Bonfires in Ballymena could be promoted as models of good practice to creators of such structures elsewhere in Mid & East Antrim.
That’s the view of Ballymena Ulster Unionist Councillor Stephen Nicholl who said successful local community engagement on the issue had proved effective.
He said: “Councillors are well aware of the health risks arising from the burning of tyres and the most productive way of addressing the issue is by working closely with the local community.”
He pointed out that while councillors were advised at a recent Council committee meeting in Carrifergus of a substantial number of tyres being dumped at sites in East Antrim, “sites in Ballymena such as the Doury Road, Ballykeel and Harryville have all seen effective community responses which maintain the culture and tradition of bonfires in a safe and manageable way.”
Cllr Nicholl said: “Working with local communities in East Antrim and facilitating engagement with community leaders from Ballymena who have given leadership in this issue will be the most effective way to bring about change.
“Such action should be supported by the council who have a short term responsibility to ensure that, in communities where a significant numbers of tyres are being collected, appropriate information on the health risks from burning tyres is circulated to the wider community,” Cllr Nicholl said.
Yesterday (Monday), Northern Ireland Fire & Rescue Service (NIFRS) issued an appeal to people to act responsibly and stay safe when building or attending bonfires.
Last year, Fire Crews attended 44 bonfire related incidents on the 11th night, 10 fewer incidents than the previous year.
Alan Walmsley, Assistant Chief Fire Officer, Northern Ireland Fire & Rescue Service said: “Operationally the 11th night last year (2014) was quieter for us than the same night in 2013.
“We play a central role in protecting our community and we want people to be safe, act responsibly and use common sense when building and attending bonfires.
“Bonfires can easily get out of control if they are not built safely and properly supervised.
“Bonfires should be kept to a manageable size and sited in a clear, open space, at a safe distance from buildings and overhead cables. As a rule of thumb the bonfire should be a minimum distance of five times its height from property. It should not contain any potentially hazardous materials or tyres and never use flammable liquids such as petrol or paraffin, as these can produce explosive vapours.

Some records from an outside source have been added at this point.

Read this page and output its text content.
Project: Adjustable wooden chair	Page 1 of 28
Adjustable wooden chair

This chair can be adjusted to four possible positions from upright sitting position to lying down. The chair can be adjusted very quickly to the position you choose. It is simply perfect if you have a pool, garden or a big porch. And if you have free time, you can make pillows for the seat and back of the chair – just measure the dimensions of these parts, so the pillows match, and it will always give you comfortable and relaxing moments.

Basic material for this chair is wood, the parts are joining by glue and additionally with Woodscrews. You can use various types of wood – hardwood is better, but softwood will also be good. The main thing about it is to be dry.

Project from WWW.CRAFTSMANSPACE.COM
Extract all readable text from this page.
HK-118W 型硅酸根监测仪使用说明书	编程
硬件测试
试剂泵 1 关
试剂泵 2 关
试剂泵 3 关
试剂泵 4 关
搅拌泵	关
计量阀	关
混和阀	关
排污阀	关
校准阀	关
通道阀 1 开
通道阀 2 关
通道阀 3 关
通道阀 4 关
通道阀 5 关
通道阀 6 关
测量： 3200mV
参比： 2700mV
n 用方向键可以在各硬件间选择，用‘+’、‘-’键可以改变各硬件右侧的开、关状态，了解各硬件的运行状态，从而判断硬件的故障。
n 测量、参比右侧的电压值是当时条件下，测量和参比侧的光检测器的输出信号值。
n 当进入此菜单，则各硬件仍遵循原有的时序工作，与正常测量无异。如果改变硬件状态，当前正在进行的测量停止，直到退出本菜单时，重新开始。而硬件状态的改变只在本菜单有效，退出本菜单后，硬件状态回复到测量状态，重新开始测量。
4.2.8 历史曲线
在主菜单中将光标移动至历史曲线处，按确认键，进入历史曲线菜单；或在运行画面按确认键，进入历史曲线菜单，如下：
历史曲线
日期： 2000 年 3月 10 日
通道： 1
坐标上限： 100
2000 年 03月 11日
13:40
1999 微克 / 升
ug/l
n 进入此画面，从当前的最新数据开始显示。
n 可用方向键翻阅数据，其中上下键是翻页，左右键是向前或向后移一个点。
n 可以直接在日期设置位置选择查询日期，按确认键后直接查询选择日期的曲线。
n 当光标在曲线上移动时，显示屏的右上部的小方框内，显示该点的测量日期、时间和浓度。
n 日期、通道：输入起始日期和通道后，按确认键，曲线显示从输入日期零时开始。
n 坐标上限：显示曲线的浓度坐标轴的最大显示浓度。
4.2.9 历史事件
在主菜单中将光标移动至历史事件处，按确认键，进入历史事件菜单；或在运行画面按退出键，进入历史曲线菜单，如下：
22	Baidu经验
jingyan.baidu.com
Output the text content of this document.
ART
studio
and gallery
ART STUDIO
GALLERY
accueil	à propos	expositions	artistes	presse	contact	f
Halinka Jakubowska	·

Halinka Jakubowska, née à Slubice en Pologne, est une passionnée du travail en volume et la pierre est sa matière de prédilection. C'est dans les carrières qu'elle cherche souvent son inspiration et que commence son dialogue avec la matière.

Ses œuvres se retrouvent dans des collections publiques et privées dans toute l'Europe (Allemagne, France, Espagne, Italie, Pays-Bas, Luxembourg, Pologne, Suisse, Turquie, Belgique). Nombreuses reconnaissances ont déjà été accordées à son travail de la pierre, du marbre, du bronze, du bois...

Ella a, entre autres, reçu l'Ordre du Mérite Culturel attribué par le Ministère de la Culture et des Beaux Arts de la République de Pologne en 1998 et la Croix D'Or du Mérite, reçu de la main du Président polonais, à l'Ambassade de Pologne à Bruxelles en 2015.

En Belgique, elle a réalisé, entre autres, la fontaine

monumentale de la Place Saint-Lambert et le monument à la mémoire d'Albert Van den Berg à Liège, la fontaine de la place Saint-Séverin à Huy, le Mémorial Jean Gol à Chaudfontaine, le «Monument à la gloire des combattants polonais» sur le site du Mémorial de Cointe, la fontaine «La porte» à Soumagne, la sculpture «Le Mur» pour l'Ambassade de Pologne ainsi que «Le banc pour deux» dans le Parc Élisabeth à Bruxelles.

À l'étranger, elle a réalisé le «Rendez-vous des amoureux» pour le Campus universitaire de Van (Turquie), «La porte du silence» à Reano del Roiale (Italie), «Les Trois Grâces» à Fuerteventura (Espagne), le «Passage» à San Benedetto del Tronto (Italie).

“Firefighters are not out to spoil anyone’s fun – their job is to protect life and property from the dangers of fire.
“I’m asking the local community for their support to ensure that Firefighters are able to carry out their job without fear of attack or harassment,” said Mr Walmsley, adding: “Remember, should your bonfire get out of control call 999 immediately and ask for the Fire & Rescue Service.”